Though Wallenstein was joking, Robinson considered it seriously for half a minute. Sighing, he answered, "Nah . . . they'd need to keep them either at the headquarters in First Landing or at the other one in Helvetia. Slavery's illegal both places."

"I was only joking," Wallenstein insisted.

"In any case, the problem appears insoluble without intervention. No, not the problem with these captives. They really matter for little, whatever happens to them. But we must damage Terra Novan commerce even while the Kosmo movement damages the social cohesion of its nations. Make me an appointment with Mustafa, would you Marguerite? And have my shuttle prepared to bring me to Atlantis Base for that appointment."

Parade Field, Isla Real, Balboa, 13/2/467

It had actually taken closer to three weeks, rather than the two Carrera had said it would, to pull the deployed legion out of Sumer. At that, they'd left a bit under twenty percent of its strength—one reinforced cohort—behind to serve as a palace-guard-of-last-resort for Sada as he assumed the extraordinarily dangerous job of President of the Republic.

Even then, it wasn't precisely a moneymaking arrangement for Carrera. Sada and Sumer just couldn't afford to pay what the FSC had paid.

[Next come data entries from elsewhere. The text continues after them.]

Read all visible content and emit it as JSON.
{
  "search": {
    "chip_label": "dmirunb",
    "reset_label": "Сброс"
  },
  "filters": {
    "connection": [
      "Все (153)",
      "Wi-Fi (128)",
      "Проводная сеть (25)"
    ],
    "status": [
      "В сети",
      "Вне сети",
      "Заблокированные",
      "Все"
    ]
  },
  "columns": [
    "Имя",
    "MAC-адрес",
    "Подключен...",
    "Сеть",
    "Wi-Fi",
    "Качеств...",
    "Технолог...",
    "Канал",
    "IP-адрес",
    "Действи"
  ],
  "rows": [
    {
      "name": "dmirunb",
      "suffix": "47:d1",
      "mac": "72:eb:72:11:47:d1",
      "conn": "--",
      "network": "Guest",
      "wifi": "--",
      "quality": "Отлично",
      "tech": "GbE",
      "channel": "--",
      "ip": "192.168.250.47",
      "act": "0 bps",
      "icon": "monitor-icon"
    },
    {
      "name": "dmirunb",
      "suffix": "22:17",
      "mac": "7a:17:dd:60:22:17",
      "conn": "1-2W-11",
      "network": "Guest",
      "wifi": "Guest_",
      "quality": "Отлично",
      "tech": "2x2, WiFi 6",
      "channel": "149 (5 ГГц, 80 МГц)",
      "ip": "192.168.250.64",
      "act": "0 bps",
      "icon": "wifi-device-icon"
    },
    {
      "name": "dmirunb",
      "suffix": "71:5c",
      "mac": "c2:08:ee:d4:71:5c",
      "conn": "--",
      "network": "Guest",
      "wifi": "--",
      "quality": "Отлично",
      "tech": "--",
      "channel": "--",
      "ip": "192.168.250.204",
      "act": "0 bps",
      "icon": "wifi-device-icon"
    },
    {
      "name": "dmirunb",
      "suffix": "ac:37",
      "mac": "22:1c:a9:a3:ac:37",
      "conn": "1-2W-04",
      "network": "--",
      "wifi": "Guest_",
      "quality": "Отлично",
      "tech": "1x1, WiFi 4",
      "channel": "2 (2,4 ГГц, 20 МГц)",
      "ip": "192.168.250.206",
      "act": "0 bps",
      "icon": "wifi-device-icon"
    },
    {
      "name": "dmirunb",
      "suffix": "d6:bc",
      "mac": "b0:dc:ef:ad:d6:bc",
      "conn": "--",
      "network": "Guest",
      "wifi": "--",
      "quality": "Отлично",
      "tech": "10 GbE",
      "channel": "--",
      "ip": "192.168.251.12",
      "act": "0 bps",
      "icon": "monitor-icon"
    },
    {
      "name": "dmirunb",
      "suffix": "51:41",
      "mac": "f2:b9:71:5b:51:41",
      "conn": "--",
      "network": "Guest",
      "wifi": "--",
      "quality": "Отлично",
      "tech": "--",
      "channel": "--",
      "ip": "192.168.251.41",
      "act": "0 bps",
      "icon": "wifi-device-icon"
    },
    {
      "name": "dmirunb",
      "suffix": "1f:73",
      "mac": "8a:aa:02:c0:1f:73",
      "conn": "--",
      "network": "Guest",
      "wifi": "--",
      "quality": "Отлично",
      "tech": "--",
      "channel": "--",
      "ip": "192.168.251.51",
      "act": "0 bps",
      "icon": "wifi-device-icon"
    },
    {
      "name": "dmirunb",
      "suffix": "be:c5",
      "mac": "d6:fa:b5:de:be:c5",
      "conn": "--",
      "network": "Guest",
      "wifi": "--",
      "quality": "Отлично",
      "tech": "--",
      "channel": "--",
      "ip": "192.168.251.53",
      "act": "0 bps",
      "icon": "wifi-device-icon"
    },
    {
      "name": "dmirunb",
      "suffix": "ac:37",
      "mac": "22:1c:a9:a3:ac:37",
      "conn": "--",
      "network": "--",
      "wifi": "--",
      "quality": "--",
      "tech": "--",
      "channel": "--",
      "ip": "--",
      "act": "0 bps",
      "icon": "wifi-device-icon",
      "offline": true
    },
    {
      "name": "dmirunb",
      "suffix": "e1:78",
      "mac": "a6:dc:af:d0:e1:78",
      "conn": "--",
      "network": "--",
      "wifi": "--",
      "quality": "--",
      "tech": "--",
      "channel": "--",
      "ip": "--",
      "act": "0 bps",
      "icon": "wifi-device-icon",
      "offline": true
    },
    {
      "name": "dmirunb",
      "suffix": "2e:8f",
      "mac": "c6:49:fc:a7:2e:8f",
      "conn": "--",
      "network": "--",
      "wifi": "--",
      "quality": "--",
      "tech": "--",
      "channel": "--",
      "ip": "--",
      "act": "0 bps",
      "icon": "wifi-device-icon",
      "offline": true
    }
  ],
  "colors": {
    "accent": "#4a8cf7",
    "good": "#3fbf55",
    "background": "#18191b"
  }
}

Instead, they paid only the operational costs. Fortunately for all concerned, these were low now since the serious fighting had ended.

"Adnan," Carrera had told Sada, "look at it this way; it isn't a gift. I'm not losing any money on the deal. Besides, you're our ally. We have few enough in the world that we're not about to let one go under. Besides, I just hate to lose."

Less that not-quite-twenty-percent, the rest of the legionaries were back in Balboa in time to celebrate the sixth anniversary of their baptism of fire back at Multichucha Ridge in Sumer. That celebration had begun with a parade. The parade was now ending.

"Pass in review," ordered the legionary adjutant.

Immediately the drums picked up a marching beat, followed by the pipes playing The Muckin' o' Geordies' Byre. The order was repeated and modified by the cohort and maniple commanders.